Dr. Dahiyat: Vir and GSK recently announced final, confirmatory results from the study demonstrating that sotrovimab significantly reduced the risk of hospitalization or death among high-risk adult outpatients with mild-to-moderate COVID-19.
The primary efficacy analysis of all 1,057 patients in the trial demonstrated a 79% reduction (adjusted relative risk reduction) (p<0.001) in hospitalization for more than 24 hours or death due to any cause, by Day 29 compared to placebo, meeting the primary endpoint of the trial. The number of patients in the trial who were hospitalized for more than 24 hours for acute management of any illness or death from any cause at Day 29 was six patients in the sotrovimab arm (1%) versus 30 patients in the placebo arm (6%).

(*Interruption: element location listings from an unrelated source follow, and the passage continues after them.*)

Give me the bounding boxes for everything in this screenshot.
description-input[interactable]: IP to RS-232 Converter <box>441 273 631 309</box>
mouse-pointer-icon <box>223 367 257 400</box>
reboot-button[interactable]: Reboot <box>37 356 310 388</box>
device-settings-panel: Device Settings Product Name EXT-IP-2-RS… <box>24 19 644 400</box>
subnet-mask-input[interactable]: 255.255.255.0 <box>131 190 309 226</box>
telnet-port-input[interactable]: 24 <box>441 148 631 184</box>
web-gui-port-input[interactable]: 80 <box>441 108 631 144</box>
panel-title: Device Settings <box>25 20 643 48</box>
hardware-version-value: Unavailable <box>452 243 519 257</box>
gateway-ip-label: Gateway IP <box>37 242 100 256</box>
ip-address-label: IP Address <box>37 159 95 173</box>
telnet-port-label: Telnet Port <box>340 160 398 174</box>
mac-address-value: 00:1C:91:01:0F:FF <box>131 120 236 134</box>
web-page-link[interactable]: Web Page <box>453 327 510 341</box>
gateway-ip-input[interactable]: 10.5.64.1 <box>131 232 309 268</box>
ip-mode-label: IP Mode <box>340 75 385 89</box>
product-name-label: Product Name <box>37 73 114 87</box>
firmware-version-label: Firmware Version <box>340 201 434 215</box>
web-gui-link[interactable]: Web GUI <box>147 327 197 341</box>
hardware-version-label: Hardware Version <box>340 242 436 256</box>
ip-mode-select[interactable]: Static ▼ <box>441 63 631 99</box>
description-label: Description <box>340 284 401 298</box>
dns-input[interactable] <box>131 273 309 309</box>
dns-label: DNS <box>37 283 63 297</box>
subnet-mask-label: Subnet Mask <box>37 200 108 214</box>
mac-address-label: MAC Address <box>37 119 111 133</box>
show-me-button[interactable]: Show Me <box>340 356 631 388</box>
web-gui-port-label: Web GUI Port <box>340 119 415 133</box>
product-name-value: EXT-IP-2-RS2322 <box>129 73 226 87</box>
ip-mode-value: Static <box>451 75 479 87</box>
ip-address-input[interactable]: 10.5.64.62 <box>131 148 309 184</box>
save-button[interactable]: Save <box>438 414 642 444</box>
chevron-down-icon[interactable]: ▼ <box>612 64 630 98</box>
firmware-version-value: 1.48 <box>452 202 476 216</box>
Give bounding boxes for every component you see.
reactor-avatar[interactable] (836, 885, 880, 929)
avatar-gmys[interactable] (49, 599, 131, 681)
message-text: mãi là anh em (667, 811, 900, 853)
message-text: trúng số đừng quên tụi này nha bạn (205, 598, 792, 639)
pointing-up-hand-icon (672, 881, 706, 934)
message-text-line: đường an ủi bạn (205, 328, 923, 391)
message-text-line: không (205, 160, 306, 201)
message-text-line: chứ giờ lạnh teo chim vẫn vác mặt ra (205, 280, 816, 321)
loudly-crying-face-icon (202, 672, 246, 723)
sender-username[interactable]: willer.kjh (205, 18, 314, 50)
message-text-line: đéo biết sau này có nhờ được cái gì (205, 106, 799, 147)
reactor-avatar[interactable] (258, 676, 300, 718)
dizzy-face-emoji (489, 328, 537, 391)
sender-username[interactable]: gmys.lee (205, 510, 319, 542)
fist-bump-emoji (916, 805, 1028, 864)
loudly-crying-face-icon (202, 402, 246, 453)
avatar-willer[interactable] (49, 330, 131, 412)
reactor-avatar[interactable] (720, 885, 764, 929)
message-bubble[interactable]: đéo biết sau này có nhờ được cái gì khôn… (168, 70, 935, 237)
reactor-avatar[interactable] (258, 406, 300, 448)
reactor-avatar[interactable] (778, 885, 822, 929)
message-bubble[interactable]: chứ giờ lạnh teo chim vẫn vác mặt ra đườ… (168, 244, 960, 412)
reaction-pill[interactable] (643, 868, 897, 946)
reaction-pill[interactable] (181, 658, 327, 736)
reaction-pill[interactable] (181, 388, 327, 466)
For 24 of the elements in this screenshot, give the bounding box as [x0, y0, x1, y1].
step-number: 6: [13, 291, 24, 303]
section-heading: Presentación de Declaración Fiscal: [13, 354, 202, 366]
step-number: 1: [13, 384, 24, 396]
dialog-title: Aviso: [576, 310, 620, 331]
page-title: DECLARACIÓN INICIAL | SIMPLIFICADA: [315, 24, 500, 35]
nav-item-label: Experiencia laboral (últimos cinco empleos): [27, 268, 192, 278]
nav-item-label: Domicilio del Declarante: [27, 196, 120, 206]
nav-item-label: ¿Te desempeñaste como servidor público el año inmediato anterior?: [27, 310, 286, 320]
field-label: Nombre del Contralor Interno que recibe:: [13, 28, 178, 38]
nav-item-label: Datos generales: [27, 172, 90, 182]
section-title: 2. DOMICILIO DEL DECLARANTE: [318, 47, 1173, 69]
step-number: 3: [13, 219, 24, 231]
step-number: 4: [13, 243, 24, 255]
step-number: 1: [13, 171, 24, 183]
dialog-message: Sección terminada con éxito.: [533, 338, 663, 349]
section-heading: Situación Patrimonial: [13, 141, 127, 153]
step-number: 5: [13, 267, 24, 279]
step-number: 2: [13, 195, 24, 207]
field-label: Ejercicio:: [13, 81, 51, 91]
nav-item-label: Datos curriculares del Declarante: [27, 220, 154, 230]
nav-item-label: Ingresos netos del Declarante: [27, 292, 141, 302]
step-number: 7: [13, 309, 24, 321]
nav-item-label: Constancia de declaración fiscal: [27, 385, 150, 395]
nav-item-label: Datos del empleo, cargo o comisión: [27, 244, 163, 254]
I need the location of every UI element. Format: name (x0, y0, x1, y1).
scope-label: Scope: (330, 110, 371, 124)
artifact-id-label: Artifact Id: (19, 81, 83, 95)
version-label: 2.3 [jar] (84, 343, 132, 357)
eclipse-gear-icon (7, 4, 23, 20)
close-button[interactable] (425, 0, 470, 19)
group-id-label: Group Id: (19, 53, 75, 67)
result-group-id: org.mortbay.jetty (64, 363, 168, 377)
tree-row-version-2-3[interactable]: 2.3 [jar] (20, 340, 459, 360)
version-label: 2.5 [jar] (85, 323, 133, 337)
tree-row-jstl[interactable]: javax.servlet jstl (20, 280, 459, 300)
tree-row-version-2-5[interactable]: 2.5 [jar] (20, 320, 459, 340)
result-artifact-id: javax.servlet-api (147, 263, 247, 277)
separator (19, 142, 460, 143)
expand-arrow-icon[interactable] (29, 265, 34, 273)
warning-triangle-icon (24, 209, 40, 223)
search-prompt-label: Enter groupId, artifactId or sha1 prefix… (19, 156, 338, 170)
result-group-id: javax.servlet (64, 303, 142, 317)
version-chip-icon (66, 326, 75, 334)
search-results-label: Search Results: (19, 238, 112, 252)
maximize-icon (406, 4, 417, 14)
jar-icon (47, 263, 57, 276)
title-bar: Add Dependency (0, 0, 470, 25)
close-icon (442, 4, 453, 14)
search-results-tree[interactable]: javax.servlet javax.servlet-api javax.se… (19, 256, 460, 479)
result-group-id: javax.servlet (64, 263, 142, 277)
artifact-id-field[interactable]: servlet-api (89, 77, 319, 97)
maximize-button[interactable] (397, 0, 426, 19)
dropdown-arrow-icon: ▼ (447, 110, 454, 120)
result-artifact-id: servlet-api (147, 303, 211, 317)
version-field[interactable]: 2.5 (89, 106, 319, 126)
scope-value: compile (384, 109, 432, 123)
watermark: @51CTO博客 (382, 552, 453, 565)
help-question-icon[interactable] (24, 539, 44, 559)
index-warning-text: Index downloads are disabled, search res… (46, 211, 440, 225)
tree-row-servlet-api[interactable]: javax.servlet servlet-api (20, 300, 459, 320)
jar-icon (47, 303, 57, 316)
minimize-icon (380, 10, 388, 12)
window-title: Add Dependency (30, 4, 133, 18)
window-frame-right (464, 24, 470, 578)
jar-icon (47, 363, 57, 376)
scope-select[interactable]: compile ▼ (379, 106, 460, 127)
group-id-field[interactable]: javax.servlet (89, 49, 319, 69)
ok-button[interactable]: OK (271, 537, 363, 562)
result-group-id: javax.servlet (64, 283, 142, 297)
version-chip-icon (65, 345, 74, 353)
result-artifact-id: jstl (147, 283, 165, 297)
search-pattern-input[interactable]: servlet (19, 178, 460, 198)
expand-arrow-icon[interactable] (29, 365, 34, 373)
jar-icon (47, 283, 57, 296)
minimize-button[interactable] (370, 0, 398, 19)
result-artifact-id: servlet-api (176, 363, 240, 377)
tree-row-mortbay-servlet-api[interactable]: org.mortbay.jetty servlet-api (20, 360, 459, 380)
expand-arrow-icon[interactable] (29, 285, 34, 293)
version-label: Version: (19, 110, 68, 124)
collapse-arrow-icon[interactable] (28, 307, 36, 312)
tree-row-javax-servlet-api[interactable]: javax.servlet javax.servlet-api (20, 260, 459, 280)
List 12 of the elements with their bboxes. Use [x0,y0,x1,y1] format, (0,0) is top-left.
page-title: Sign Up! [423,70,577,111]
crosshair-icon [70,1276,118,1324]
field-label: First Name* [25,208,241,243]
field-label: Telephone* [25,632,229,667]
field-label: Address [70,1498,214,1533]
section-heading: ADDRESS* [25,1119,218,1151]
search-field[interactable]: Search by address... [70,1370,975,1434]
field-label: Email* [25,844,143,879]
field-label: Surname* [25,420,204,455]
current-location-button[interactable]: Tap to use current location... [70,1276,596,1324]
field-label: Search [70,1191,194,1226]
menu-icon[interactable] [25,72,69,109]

In the safety analysis, 1,037 participants were followed through at least 29 days. The most common adverse events observed in the sotrovimab treatment group in COMET-ICE were rash (1%) and diarrhea (2%), all of which were mild or moderate. No other treatment-emergent adverse events were reported at a higher rate with sotrovimab compared to placebo.
Image Source: WHO
About Dr. Dahiyat:
Dr. Dahiyat has been Xencor’s president and chief executive officer since the Company’s incorporation in August 1997, and is the co-founder of Xencor, and co-inventor of Xencor’s breakthrough XmAb® technology. Dr. Dahiyat holds a Ph.D. in Chemistry from Caltech and B.S. and M.S.E. degrees in Biomedical Engineering from the Johns Hopkins University.